What is a Consolidated Mortgage Bond

A consolidated mortgage bond is a bond that consolidates the debts of multiple properties into one bond issue. If the properties covered by the consolidated mortgage bond are already mortgaged, the bond acts as a new mortgage. If the properties do not have outstanding mortgages then the bond is considered the first lien. It can be used as a way to refinance the mortgages on the individual properties, and the bond can be backed by real estate or other physical capital.

BREAKING DOWN Consolidated Mortgage Bond

Consolidated mortgage bonds are typically issued by large companies, with large real estate portfolio or other assets, that are seeking to refinance their debt, pledging those assets as collateral. A company may want to issue a consolidated mortgage bond in order to simplify their corporate financing by combining many debts into one, or if it is seeking to extinguish past debt by issuing new debt at lower interest rates. 

Consolidated mortgage bonds were a popular instrument used by railroad companies to finance their operations during the early part of the 20th century. One example comes to us from the famed investment analyst John Moody, who wrote about consolidated mortgage bonds in the third volume of his famous Moody's Manual of Investments: American and Foreign. Moody gives the historical example of consolidated bonds issued by the Southern Railway Company at five percent interest. The Southern Railway Company was formed as a vehicle for the consolidation of several different railway companies operating in the Southeastern United States at the turn of the century. To finance the formation of the company, it needed to issue consolidated mortgage bonds, backed by the assets of the combined companies.
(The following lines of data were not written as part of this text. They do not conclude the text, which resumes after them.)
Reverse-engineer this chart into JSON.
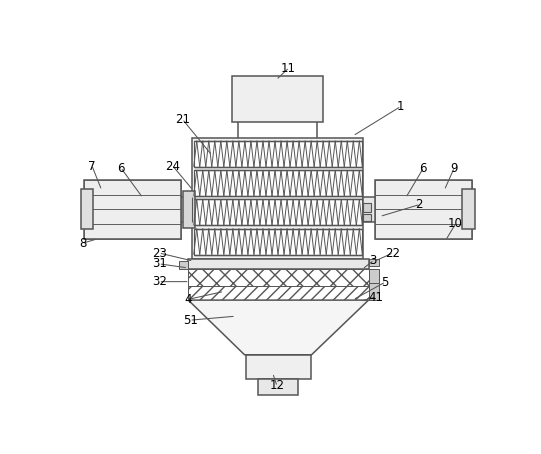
{
  "bg": "#ffffff",
  "lc": "#555555",
  "lw": 1.1,
  "fig_w": 5.41,
  "fig_h": 4.54,
  "dpi": 100,
  "annotations": [
    [
      "1",
      430,
      68,
      370,
      105
    ],
    [
      "2",
      455,
      195,
      405,
      210
    ],
    [
      "3",
      395,
      268,
      382,
      278
    ],
    [
      "4",
      155,
      318,
      200,
      308
    ],
    [
      "5",
      410,
      296,
      370,
      318
    ],
    [
      "6",
      68,
      148,
      95,
      185
    ],
    [
      "6",
      460,
      148,
      438,
      185
    ],
    [
      "7",
      30,
      145,
      42,
      175
    ],
    [
      "8",
      18,
      245,
      35,
      240
    ],
    [
      "9",
      500,
      148,
      488,
      175
    ],
    [
      "10",
      502,
      220,
      490,
      240
    ],
    [
      "11",
      285,
      18,
      270,
      32
    ],
    [
      "12",
      270,
      430,
      265,
      415
    ],
    [
      "21",
      148,
      85,
      185,
      130
    ],
    [
      "22",
      420,
      258,
      398,
      268
    ],
    [
      "23",
      118,
      258,
      160,
      268
    ],
    [
      "24",
      135,
      145,
      160,
      175
    ],
    [
      "31",
      118,
      272,
      153,
      277
    ],
    [
      "32",
      118,
      295,
      155,
      295
    ],
    [
      "41",
      398,
      315,
      380,
      320
    ],
    [
      "51",
      158,
      345,
      215,
      340
    ]
  ]
}
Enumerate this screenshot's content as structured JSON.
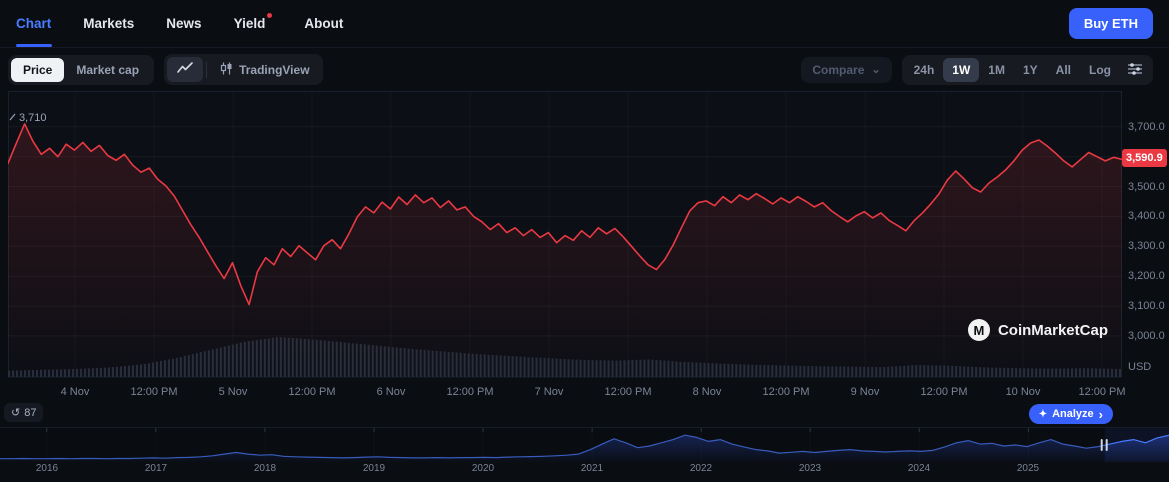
{
  "page": {
    "background": "#0a0d12",
    "accent_blue": "#3861fb",
    "accent_red": "#ea3943"
  },
  "nav": {
    "tabs": [
      {
        "label": "Chart",
        "active": true
      },
      {
        "label": "Markets",
        "active": false
      },
      {
        "label": "News",
        "active": false
      },
      {
        "label": "Yield",
        "active": false,
        "dot": true
      },
      {
        "label": "About",
        "active": false
      }
    ],
    "buy_button_label": "Buy ETH"
  },
  "toolbar": {
    "metric_tabs": [
      {
        "label": "Price",
        "active": true
      },
      {
        "label": "Market cap",
        "active": false
      }
    ],
    "tradingview_label": "TradingView",
    "compare_label": "Compare",
    "range_buttons": [
      {
        "label": "24h",
        "active": false
      },
      {
        "label": "1W",
        "active": true
      },
      {
        "label": "1M",
        "active": false
      },
      {
        "label": "1Y",
        "active": false
      },
      {
        "label": "All",
        "active": false
      },
      {
        "label": "Log",
        "active": false
      }
    ]
  },
  "overlay": {
    "high_label": "3,710",
    "price_badge": "3,590.9",
    "usd_label": "USD",
    "watermark_label": "CoinMarketCap",
    "watermark_logo_letter": "M",
    "history_count": "87",
    "analyze_label": "Analyze"
  },
  "chart_data": [
    {
      "name": "eth-price-1w",
      "type": "line",
      "title": "ETH/USD price, 1W view, 4 Nov - 10 Nov",
      "line_color": "#ea3943",
      "grid": true,
      "legend": "none",
      "ylim": [
        2983,
        3820
      ],
      "current_price": 3590.9,
      "period_high": 3710,
      "y_ticks": [
        {
          "value": 3700,
          "label": "3,700.0"
        },
        {
          "value": 3600,
          "label": "3,600.0"
        },
        {
          "value": 3500,
          "label": "3,500.0"
        },
        {
          "value": 3400,
          "label": "3,400.0"
        },
        {
          "value": 3300,
          "label": "3,300.0"
        },
        {
          "value": 3200,
          "label": "3,200.0"
        },
        {
          "value": 3100,
          "label": "3,100.0"
        },
        {
          "value": 3000,
          "label": "3,000.0"
        }
      ],
      "x_ticks": [
        "4 Nov",
        "12:00 PM",
        "5 Nov",
        "12:00 PM",
        "6 Nov",
        "12:00 PM",
        "7 Nov",
        "12:00 PM",
        "8 Nov",
        "12:00 PM",
        "9 Nov",
        "12:00 PM",
        "10 Nov",
        "12:00 PM"
      ],
      "values": [
        3578,
        3645,
        3710,
        3652,
        3608,
        3628,
        3600,
        3642,
        3622,
        3648,
        3618,
        3638,
        3604,
        3588,
        3608,
        3572,
        3548,
        3562,
        3525,
        3502,
        3468,
        3420,
        3372,
        3330,
        3282,
        3235,
        3192,
        3245,
        3168,
        3105,
        3215,
        3262,
        3238,
        3292,
        3266,
        3302,
        3278,
        3255,
        3302,
        3322,
        3292,
        3342,
        3398,
        3432,
        3412,
        3448,
        3425,
        3465,
        3440,
        3472,
        3446,
        3462,
        3430,
        3452,
        3422,
        3432,
        3400,
        3382,
        3356,
        3376,
        3346,
        3362,
        3336,
        3356,
        3330,
        3346,
        3312,
        3336,
        3320,
        3352,
        3330,
        3362,
        3342,
        3360,
        3332,
        3300,
        3268,
        3238,
        3222,
        3256,
        3304,
        3362,
        3418,
        3446,
        3452,
        3436,
        3466,
        3446,
        3472,
        3456,
        3476,
        3460,
        3442,
        3462,
        3446,
        3466,
        3450,
        3432,
        3446,
        3420,
        3400,
        3382,
        3402,
        3416,
        3395,
        3412,
        3386,
        3370,
        3352,
        3386,
        3412,
        3442,
        3476,
        3522,
        3552,
        3526,
        3496,
        3482,
        3512,
        3532,
        3556,
        3586,
        3622,
        3646,
        3656,
        3636,
        3612,
        3586,
        3566,
        3590,
        3614,
        3600,
        3586,
        3598,
        3590.9
      ],
      "volume_profile_normalized": [
        0.16,
        0.18,
        0.2,
        0.24,
        0.32,
        0.48,
        0.68,
        0.88,
        1.0,
        0.94,
        0.86,
        0.78,
        0.7,
        0.63,
        0.57,
        0.52,
        0.47,
        0.43,
        0.41,
        0.44,
        0.38,
        0.34,
        0.31,
        0.29,
        0.27,
        0.26,
        0.25,
        0.3,
        0.28,
        0.24,
        0.22,
        0.21,
        0.22,
        0.2
      ]
    },
    {
      "name": "history-navigator",
      "type": "area",
      "title": "ETH price history navigator 2016-2025",
      "line_color": "#4b7bff",
      "years": [
        "2016",
        "2017",
        "2018",
        "2019",
        "2020",
        "2021",
        "2022",
        "2023",
        "2024",
        "2025"
      ],
      "first_year_frac": 0.04,
      "year_step_frac": 0.0933,
      "selection_start_frac": 0.945,
      "values_normalized": [
        0.01,
        0.01,
        0.02,
        0.01,
        0.01,
        0.02,
        0.01,
        0.02,
        0.02,
        0.01,
        0.02,
        0.02,
        0.03,
        0.04,
        0.03,
        0.05,
        0.06,
        0.08,
        0.12,
        0.18,
        0.24,
        0.18,
        0.14,
        0.16,
        0.1,
        0.08,
        0.07,
        0.06,
        0.05,
        0.04,
        0.05,
        0.07,
        0.08,
        0.06,
        0.05,
        0.04,
        0.04,
        0.05,
        0.04,
        0.05,
        0.05,
        0.06,
        0.05,
        0.07,
        0.08,
        0.09,
        0.1,
        0.12,
        0.14,
        0.18,
        0.35,
        0.55,
        0.75,
        0.6,
        0.42,
        0.48,
        0.6,
        0.72,
        0.88,
        0.8,
        0.65,
        0.72,
        0.55,
        0.45,
        0.35,
        0.3,
        0.22,
        0.25,
        0.28,
        0.24,
        0.28,
        0.32,
        0.35,
        0.3,
        0.28,
        0.26,
        0.28,
        0.3,
        0.28,
        0.32,
        0.45,
        0.6,
        0.68,
        0.55,
        0.58,
        0.48,
        0.52,
        0.46,
        0.6,
        0.72,
        0.55,
        0.48,
        0.4,
        0.46,
        0.55,
        0.65,
        0.72,
        0.6,
        0.78,
        0.88
      ]
    }
  ]
}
Pros and Cons of Consolidated Mortgage Bonds

Consolidated mortgage bonds are very useful in industries that are both immature and capital intensive, like the United States’ railway industry was at the beginning of the twentieth century. Few such industries exist in America today, however. New American industries that are still growing and ripe for consolidation are typically not capital intensive and tend not to use debt financing. Instruments like consolidated mortgage bonds, however, are more common in industrial finance in the emerging world. Commercial real estate firms, on the other hand, may still make use of instruments similar to consolidated mortgage bonds in order to expand their holdings in one market, or in order to expand their geographical footprint by entering new markets.